Fraud suspicion anonymity not guaranteed

Fraud suspicion anonymity not guaranteed

The identity of six informants has been revealed in the past 12 months

The government's supposedly anonymous money laundering reporting system has breached informant confidentiality six times in the past 12 months.

Of the 220,000 reports to the Suspicious Activity Report (SAR) system in 2007, six identities were revealed, two of them from HM Revenue and Customs, according to the committee that oversees the multi-agency scheme.

The system was established to co-ordinate reports of illegal financial dealings, particularly to do with the proceeds of crime, to the Serious Organised Crime Agency.

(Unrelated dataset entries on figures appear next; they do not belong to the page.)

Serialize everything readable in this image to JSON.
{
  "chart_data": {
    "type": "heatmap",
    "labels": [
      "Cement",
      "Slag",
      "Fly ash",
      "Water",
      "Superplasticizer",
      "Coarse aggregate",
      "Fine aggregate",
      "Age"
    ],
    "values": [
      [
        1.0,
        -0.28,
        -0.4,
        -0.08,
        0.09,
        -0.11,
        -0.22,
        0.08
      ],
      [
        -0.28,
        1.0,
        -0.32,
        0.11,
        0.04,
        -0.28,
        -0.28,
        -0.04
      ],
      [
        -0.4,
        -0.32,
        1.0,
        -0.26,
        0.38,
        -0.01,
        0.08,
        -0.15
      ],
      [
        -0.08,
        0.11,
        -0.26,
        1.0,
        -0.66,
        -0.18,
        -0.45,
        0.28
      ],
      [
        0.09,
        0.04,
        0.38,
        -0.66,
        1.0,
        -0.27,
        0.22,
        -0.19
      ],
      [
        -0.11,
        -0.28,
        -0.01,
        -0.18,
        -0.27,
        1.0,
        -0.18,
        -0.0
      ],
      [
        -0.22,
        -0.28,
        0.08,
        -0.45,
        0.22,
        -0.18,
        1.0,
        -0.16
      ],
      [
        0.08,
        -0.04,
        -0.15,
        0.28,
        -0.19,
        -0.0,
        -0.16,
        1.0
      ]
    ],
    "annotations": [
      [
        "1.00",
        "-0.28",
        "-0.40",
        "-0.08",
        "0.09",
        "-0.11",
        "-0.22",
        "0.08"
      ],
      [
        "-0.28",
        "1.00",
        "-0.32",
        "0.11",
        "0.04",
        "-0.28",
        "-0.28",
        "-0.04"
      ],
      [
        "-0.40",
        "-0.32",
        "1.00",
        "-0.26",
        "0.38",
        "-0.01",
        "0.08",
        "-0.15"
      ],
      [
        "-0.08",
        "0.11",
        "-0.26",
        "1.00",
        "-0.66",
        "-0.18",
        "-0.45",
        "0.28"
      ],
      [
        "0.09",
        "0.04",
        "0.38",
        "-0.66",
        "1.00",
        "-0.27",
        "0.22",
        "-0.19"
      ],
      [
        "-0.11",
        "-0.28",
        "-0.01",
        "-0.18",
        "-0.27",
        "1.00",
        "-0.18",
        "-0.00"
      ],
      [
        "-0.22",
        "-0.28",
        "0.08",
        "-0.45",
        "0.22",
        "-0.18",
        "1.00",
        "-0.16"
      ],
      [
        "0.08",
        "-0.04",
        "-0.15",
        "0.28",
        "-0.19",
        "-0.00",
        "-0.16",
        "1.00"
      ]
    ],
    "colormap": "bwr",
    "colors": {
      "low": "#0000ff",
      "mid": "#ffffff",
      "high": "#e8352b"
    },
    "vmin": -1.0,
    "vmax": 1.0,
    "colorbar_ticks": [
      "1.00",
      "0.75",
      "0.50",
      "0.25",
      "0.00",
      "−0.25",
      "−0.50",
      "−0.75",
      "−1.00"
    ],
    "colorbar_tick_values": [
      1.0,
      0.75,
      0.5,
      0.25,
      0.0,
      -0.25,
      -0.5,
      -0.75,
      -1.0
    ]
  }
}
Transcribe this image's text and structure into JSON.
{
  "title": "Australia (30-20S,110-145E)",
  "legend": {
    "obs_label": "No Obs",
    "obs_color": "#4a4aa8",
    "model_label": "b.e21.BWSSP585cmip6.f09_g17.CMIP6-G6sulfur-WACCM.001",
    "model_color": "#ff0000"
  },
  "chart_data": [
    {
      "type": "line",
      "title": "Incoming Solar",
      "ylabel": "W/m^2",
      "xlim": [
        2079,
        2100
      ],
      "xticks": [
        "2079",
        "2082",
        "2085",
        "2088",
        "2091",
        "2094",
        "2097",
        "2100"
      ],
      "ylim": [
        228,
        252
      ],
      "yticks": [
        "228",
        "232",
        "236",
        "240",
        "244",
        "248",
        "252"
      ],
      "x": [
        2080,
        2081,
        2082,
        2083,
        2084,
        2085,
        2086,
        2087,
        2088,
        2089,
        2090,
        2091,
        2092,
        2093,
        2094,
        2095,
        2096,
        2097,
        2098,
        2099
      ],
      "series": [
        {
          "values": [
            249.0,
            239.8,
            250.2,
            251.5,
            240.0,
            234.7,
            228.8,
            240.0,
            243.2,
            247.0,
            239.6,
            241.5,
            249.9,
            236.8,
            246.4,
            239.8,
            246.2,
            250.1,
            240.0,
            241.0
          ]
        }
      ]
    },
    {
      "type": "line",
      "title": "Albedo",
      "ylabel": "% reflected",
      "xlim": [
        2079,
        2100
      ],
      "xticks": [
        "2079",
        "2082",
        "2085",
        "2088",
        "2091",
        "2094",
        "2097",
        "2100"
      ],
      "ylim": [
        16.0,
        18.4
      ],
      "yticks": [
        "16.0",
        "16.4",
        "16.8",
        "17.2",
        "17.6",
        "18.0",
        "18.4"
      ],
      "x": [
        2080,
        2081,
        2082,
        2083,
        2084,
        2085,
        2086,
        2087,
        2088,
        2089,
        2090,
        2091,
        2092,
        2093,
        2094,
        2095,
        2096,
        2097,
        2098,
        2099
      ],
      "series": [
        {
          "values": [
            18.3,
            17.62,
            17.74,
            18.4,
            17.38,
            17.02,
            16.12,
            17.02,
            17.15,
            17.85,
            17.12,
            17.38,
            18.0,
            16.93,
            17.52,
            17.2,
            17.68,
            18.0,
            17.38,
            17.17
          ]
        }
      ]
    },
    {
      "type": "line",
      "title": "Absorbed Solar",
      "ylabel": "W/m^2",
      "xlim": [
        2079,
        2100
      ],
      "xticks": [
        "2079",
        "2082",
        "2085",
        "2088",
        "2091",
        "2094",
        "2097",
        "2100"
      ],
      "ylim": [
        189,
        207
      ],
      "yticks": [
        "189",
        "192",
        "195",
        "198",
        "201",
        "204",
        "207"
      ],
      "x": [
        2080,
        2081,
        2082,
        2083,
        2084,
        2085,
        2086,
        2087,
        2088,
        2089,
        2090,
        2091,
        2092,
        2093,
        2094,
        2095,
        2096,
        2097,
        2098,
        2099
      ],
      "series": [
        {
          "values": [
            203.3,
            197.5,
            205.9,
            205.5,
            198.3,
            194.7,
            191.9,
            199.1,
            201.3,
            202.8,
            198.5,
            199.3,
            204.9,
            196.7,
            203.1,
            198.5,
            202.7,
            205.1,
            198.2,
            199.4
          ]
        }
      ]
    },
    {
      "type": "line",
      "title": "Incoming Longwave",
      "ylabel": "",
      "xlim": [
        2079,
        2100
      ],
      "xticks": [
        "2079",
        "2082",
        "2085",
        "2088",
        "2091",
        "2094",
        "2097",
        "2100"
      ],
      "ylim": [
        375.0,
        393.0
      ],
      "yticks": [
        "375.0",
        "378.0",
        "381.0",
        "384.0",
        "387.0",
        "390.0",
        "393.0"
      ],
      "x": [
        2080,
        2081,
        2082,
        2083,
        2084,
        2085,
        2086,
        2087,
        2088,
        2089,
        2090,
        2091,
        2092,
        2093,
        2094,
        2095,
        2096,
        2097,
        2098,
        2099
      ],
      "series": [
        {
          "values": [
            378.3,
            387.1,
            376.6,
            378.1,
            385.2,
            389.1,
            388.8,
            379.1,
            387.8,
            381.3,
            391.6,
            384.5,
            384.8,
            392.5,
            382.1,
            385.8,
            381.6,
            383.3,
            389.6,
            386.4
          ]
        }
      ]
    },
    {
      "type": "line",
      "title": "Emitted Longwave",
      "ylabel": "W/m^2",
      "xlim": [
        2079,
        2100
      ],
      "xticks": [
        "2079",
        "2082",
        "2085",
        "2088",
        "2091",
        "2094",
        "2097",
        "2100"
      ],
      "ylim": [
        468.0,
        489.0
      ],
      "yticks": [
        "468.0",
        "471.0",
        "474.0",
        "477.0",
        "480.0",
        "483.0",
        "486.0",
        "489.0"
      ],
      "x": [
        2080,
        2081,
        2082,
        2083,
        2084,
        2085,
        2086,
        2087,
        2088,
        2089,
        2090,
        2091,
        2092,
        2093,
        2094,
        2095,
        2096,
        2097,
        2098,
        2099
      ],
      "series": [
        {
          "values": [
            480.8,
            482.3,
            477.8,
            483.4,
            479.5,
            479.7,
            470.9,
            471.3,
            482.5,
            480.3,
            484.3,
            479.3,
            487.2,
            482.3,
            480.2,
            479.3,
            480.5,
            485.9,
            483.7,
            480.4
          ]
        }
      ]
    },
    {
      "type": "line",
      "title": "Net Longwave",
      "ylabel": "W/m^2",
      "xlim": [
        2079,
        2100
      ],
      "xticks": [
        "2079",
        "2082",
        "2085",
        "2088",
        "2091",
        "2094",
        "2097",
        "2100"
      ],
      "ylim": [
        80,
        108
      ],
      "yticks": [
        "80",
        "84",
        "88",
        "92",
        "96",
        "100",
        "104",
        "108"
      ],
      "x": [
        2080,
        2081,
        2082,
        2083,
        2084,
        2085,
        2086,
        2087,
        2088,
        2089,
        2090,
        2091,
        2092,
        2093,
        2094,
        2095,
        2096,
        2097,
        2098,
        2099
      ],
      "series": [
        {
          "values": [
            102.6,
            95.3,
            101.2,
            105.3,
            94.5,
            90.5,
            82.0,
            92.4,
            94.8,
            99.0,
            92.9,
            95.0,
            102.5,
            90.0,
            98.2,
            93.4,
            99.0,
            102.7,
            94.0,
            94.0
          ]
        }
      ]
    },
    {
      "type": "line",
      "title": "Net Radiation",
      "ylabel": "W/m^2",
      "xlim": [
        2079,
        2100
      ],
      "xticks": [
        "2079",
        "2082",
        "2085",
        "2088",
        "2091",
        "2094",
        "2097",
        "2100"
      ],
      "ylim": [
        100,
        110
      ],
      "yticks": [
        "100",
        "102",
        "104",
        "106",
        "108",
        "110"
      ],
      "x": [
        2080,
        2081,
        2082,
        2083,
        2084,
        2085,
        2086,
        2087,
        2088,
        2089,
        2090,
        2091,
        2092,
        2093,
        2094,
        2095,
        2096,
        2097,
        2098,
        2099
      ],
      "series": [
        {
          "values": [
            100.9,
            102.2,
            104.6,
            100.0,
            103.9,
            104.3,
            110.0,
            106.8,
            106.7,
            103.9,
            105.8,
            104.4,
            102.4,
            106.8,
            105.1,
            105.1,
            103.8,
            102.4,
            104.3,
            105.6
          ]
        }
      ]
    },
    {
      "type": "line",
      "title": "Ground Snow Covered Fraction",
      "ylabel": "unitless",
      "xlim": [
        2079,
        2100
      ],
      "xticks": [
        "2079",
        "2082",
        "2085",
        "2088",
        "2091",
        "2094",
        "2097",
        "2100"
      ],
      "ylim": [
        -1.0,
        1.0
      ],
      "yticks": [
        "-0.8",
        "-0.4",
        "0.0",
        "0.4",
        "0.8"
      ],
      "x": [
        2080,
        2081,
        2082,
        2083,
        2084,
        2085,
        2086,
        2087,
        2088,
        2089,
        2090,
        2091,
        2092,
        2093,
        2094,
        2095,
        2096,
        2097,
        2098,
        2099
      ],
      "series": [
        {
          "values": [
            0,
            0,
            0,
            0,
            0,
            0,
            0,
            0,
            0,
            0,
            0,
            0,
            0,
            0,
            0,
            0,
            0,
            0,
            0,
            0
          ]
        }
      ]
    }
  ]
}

"Breaches are a major concern – I am encouraged that Soca has imposed serious conditions on end-users to try and prevent this," said Karen Silcock, who sits on the SARs Regime Committee.

"But there can never be a 100 per cent guarantee that the source of a SAR will not be released."

The proportion of breaches is small and the situation is improving, according to the committee.

"While we accept that any breach of confidentiality is unacceptable, the low numbers indicated suggest that this problem is not as widespread as it once was, " says the annual report (PDF) published today.

The SARs database can be accessed by 75 different agencies including police, central government departments and the industry watchdog, the Financial Services Agency.